Lo bueno de las palabras es que hacen notorio aquello que se alude con ellas. Si perder palabras equivale a extraviar las cosas que designamos con ellas, ganar un término –en este caso “aporofobia”- sirve para hacer más visible el fenómeno que se menciona con él. Ese hecho es aquí la molestia que suele causar la súbita, inesperada y en ocasiones masiva presencia en nuestro medio de personas que carecen de los recursos materiales suficientes, a quienes se ve como una amenaza para nuestros trabajos, nuestra seguridad, nuestra propiedad y nuestra cultura. Aplaudimos la globalización del comercio y la libre circulación de los productos que nos interesan, celebramos también el libre movimiento del dinero a escala mundial (algunos lo celebran incluso cuando va a paraísos fiscales), pero desconfiamos de las personas que llegan con lo puesto y caemos con facilidad en el discurso de la sospecha, la aversión y el rechazo.
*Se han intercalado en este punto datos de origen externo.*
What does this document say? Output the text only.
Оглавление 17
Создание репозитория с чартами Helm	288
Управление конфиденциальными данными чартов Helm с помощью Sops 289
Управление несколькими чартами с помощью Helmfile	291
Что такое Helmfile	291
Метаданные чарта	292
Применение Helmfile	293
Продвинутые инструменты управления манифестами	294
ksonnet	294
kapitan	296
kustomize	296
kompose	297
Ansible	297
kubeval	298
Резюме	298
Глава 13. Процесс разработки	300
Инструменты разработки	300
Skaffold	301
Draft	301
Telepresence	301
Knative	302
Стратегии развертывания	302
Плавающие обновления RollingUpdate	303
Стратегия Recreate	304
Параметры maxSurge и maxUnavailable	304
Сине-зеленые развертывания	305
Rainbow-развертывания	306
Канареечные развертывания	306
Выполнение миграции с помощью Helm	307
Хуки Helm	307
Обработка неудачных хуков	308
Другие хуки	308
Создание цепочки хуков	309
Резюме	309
Es probable que nuestros cerebros reaccionen biológicamente contra el extranjero y, particularmente, contra el extranjero pobre, pero el cerebro humano es plástico y, como tal, puede ser entrenado para modificar sus propios condicionamientos biológicos, y ese entrenamiento se llama “simpatía”. Preparados biológicamente para el egoísmo, podríamos adiestrarnos, educación mediante, para el altruismo y la cooperación, haciendo trabajar para ello nuestras neuronas espejo. El mismo Adam Smith estaría de acuerdo en esto si uno se atiene a su “Teoría de los sentimientos morales”.

¿Cómo estamos manejando nuestra aporofobia local, enfocada en los chilenos pobres, y cómo lo estamos haciendo con la que con mayor fuerza aún rechaza al pobre que es extranjero? ¿Cuánta aporofilia estamos los chilenos dispuestos a desarrollar en nombre de la justicia y no solamente de la caridad?